One of my cross country teammates, Emily, and I once went to a prix-fixe dessert tasting at one of the fanciest restaurants in Chicago. This was the kind of place that people went on dates, and when I’d called and made a reservation for two, the host must have assumed we would be a well-dressed couple celebrating a special occasion—not two 20-year-olds carrying their wallets and transit cards in free college tote bags. The hostess seated us and rushed to get a second purse stool for our table. We laughed until our cheeks hurt seeing our limp, dirty tote bags elevated on matching upholstery.

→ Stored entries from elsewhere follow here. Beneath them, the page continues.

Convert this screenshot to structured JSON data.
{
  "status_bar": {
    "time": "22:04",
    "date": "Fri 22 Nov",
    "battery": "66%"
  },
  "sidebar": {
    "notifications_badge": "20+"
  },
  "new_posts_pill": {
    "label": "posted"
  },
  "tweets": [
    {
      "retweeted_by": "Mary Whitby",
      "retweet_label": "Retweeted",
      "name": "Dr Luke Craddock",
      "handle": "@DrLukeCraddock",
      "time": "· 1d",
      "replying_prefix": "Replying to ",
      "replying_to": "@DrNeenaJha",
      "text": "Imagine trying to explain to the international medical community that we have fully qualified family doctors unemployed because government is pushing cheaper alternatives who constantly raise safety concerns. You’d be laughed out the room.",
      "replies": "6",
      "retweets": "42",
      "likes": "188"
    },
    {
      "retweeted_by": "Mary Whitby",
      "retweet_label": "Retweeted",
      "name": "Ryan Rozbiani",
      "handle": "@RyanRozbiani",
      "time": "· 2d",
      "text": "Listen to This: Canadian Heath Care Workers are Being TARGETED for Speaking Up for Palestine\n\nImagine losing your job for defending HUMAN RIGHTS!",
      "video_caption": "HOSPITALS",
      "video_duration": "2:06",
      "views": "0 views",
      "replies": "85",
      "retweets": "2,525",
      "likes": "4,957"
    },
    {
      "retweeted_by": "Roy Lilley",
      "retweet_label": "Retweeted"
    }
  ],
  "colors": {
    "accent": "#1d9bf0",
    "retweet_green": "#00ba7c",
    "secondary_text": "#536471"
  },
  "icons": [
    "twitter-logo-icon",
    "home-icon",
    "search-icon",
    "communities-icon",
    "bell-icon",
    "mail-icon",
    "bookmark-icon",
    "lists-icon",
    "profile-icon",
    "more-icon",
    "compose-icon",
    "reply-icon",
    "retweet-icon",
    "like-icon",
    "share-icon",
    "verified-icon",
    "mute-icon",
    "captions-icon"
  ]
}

But, when I was pregnant with my daughter, Emily was across the country in California. Most of my other friends didn’t have kids... and many of them didn’t plan to.
A lot of women become mothers. Women I never would have considered potential friends: women who’d never use a free tote bag, let alone bring it to a five-star restaurant, women who don’t care about books, or women whose husbands are nothing like my own. This was precisely why the idea of joining a group whose only common trait was motherhood seemed so superficial to me.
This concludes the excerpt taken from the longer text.